The author proposes neuroscience in marketing needs to:
make better distinctions “among basic, translational, and applied research … [that will] … allow researchers to better navigate the different types of insight and how they can be used for inspiration and for application”;
“clear the conceptual confusion that this field is littered with”;
“have a rigorous means of ensuring the validity of neurometric approaches and measures.”
One reason that measuring attention to an advertisement is so difficult is because no two tests are the same, and each piece of research demands its own specific set of metrics. “Best Measures of Attention to Creative Tactics in TV Advertising: When Do Attention-Getting Devices Capture or Reduce Attention?” (please see page 295), examines a series of scalable biometric measures across responses to 10 creative devices in more than 100 television advertisements.
The research team—Steven Bellman, Magda Nenycz-Thiel, Rachel Kennedy, and Nicole Hartnett (the Ehrenberg-Bass Institute at the University of South Australia), partnered with Duane Varan (MediaScience)—used a rich mixture of tools to examine attention-getting ability. The authors advise that “different measures are needed to detect when any attention is being paid; for this reason, no one measure of attention is enough” and further warn “it is necessary to link advertising measures—including biometrics—to content in order to determine the specific characteristics people are responding to.”

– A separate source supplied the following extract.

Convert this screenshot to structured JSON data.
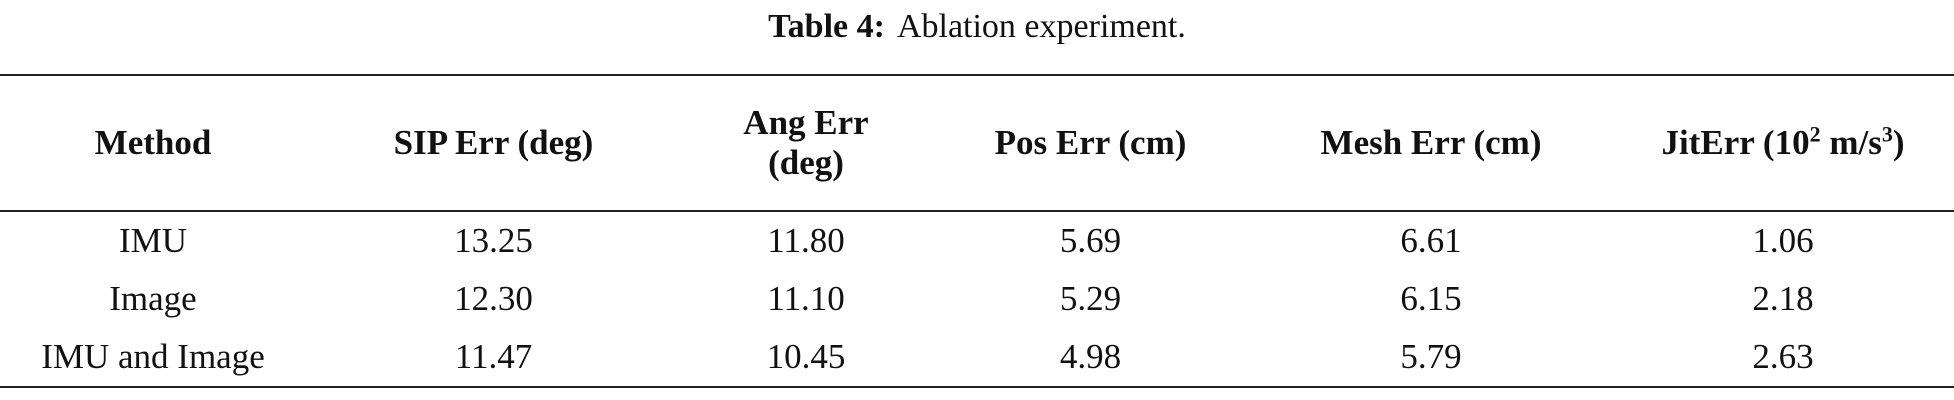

Biometric devices that record eye tracking, skin conductance, and heart rate, in particular, are associated with measuring arousal, which is a necessary step in aiding marketing academics and professionals to assess advertising effectiveness.
The Ehrenberg-Bass/MediaScience study utilized laboratory data from 1,040 respondents with responses across 118 advertisements. Each participant viewed eight advertisements shown in a random order in the context of television programming.
The authors report that they were able to demonstrate that “across the three levels of attention that generally apply to television viewing—preattention (inattention), focal attention, and comprehension—biometric measures detect the lowest level of attention, which is focal attention (orienting responses) to advertising stimuli.”
Furthermore, “by using a combination of measures, this study shows—for the first time—that it is possible to mark the transition between these two lowest attention levels” (between preattention and focal attention).
And, as the march toward utilization of neuromarketing to improve advertising research continues, this group of authors believe “if one biometric measure has to be prioritized before others, these results suggest heart rate as the best option because it was most strongly associated with in-market performance.”